- Born: 1985 (age 40–41) Sydney
- Citizenship: Australian
- Education: Art Center College of Design
- Alma mater: Art Center College of Design Pasadena University of Technology Sydney
- Occupation: Automotive Designer for BMW Design
- Employer: BMW Group (2008 - current)
- Known for: Exterior Design for BMW Group
- Notable work: Exterior Design for X1, 1 Series facelift (F20 LCI), X3 (G01), Z4 Concept and the current-generation Z4 (G29), BMW Concept Touring Coupe (Z4 Touring)

= Calvin Luk =

Australian automotive designer

Calvin Luk is an Australian automotive designer working for BMW AG, where he is Creative Director for Automotive Design. Luk was once one of the youngest exterior designers for BMW group when he designed his first car, the BMW F48 X1. He has worked for BMW since 2008.

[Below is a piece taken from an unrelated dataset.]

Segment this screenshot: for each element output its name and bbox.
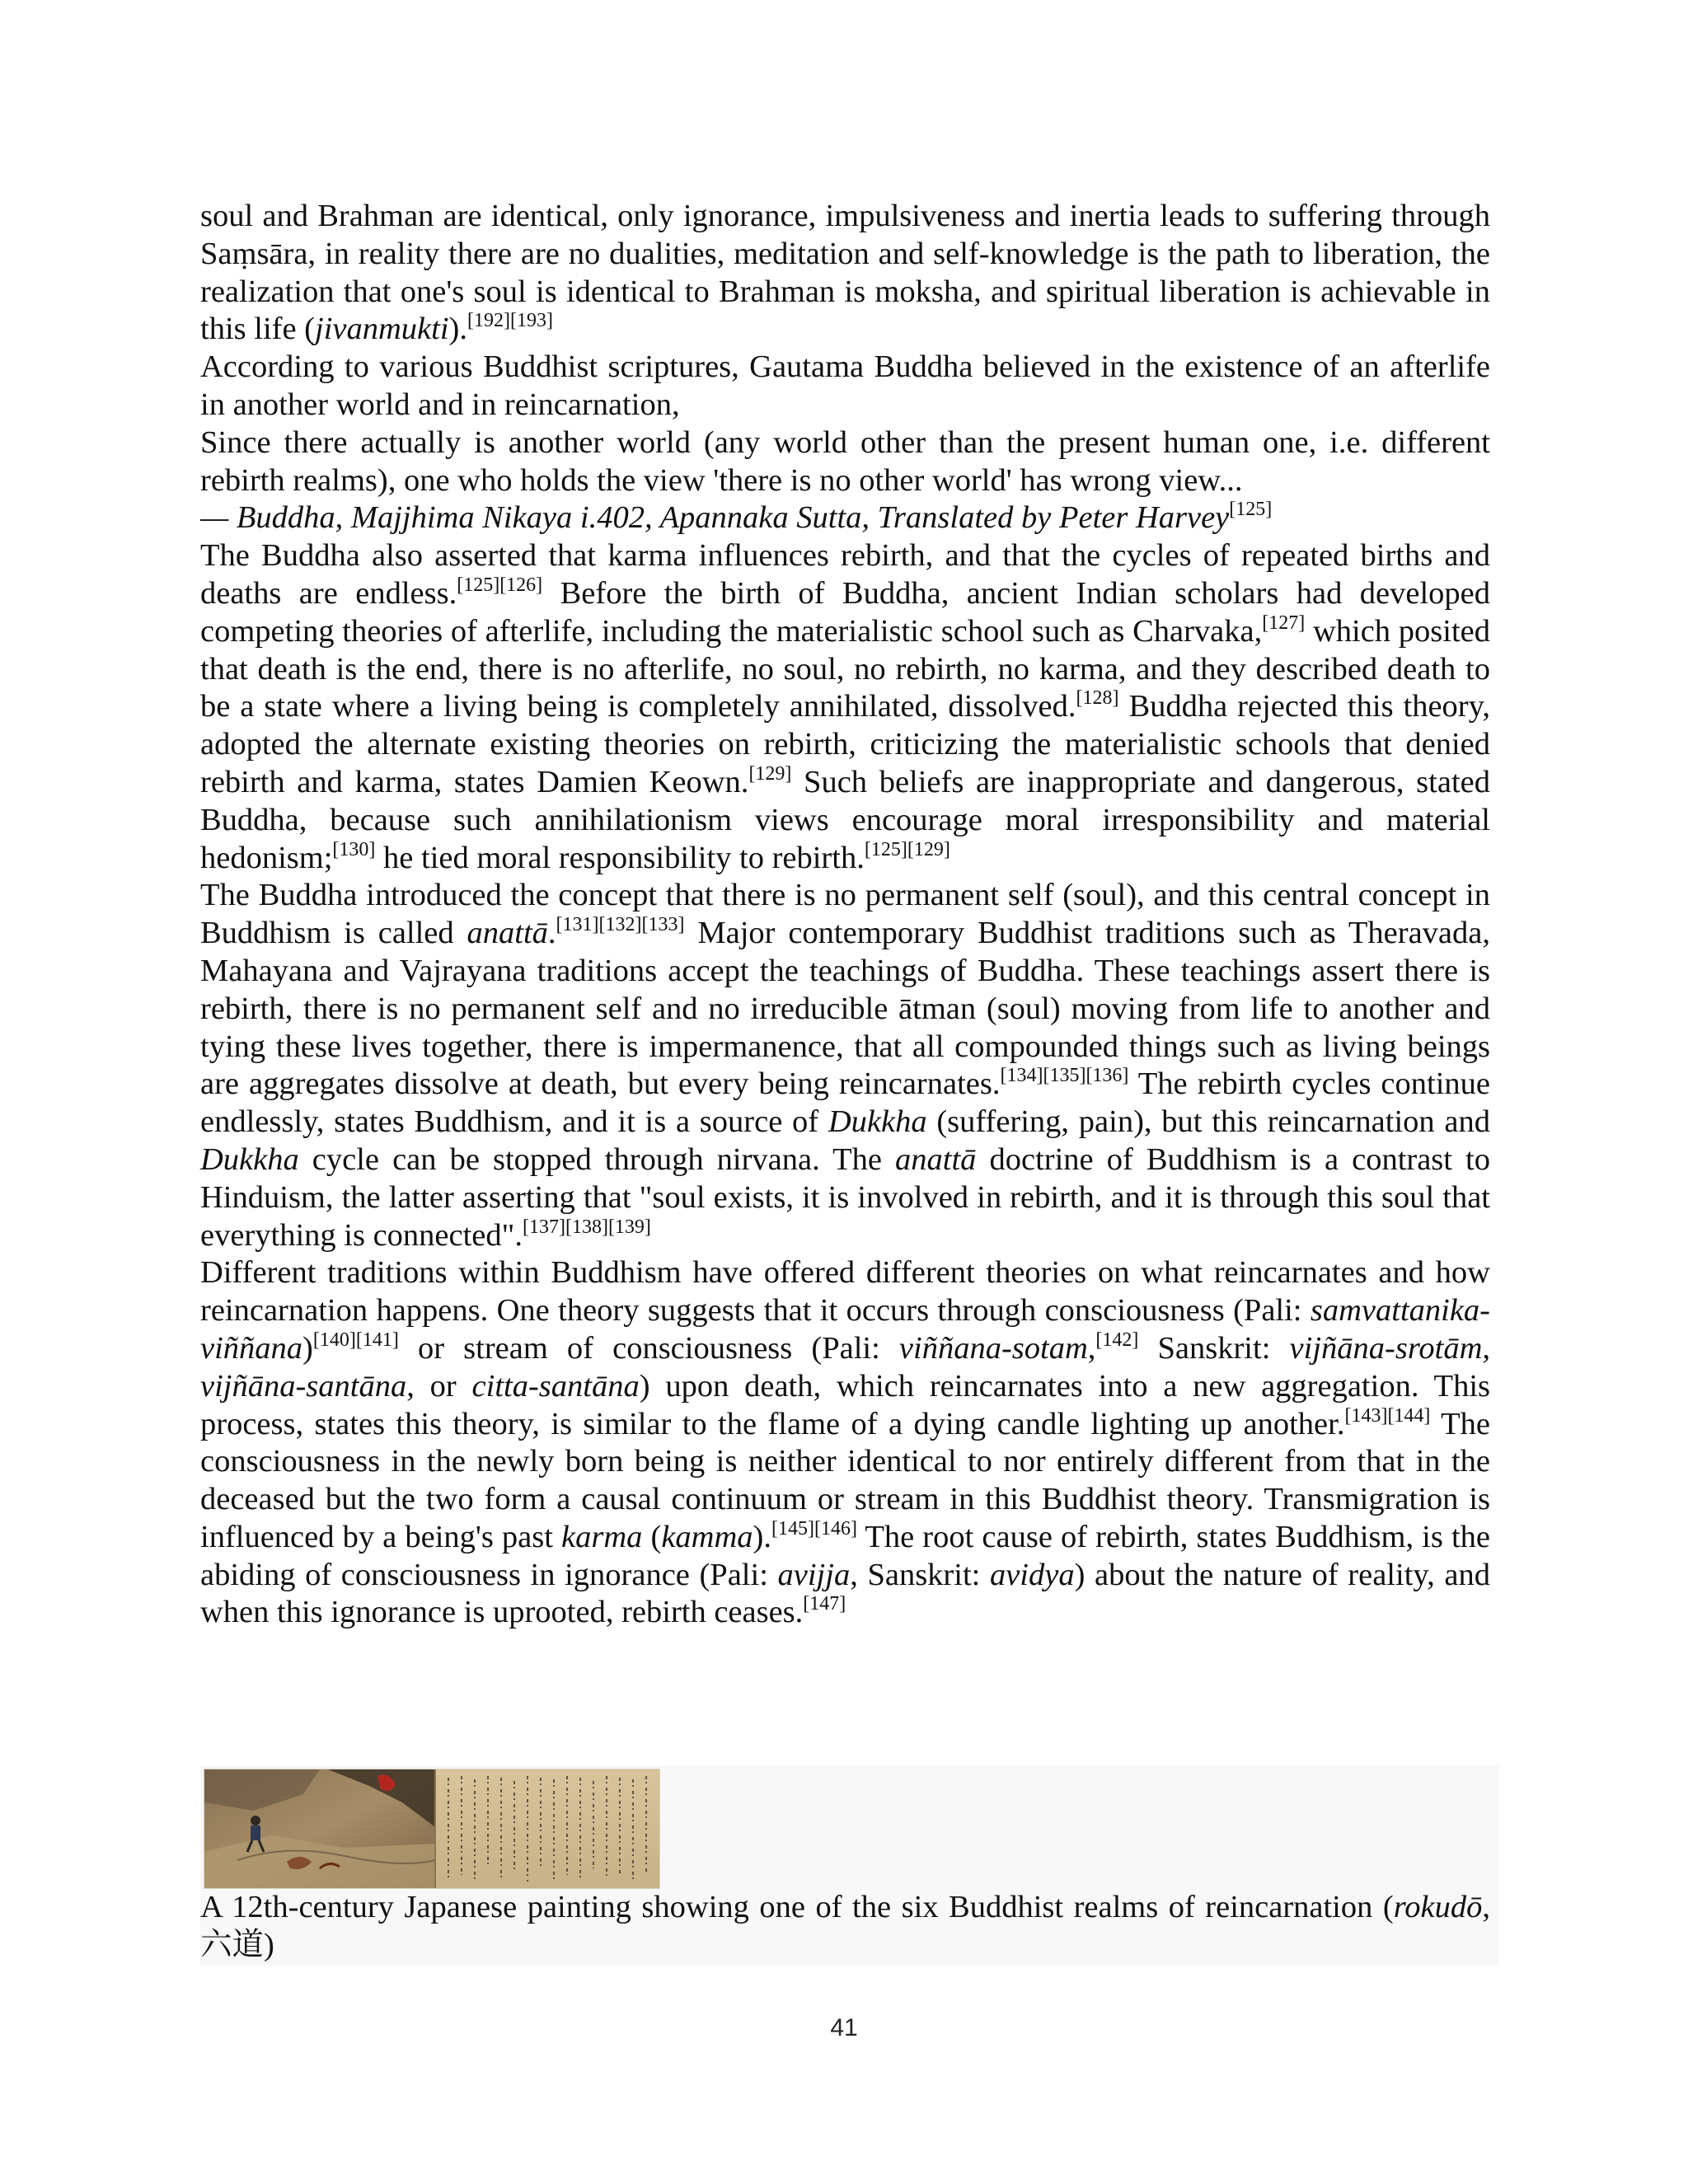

Luk is an Australian of Hong Kong descent. He got his automotive inspiration from his parents' E36 BMW 3 series. He also gets inspiration from listening to Evanescence.

== Education ==
Calvin studied first at the University of Technology Sydney before applying to the prestigious Art Center College of Design in Pasadena after getting advice from a BMW executive. He majored in transportation design.

== Notable Work ==
Luk is known for his work on the BMW X1 F48 design, the BMW 1 Series F20 LCI exterior design, the BMW X3 G01 exterior design. Luk is also well known for designing the BMW Z4 Concept, BMW G29 Z4 Roadster, and BMW Concept Touring Coupe.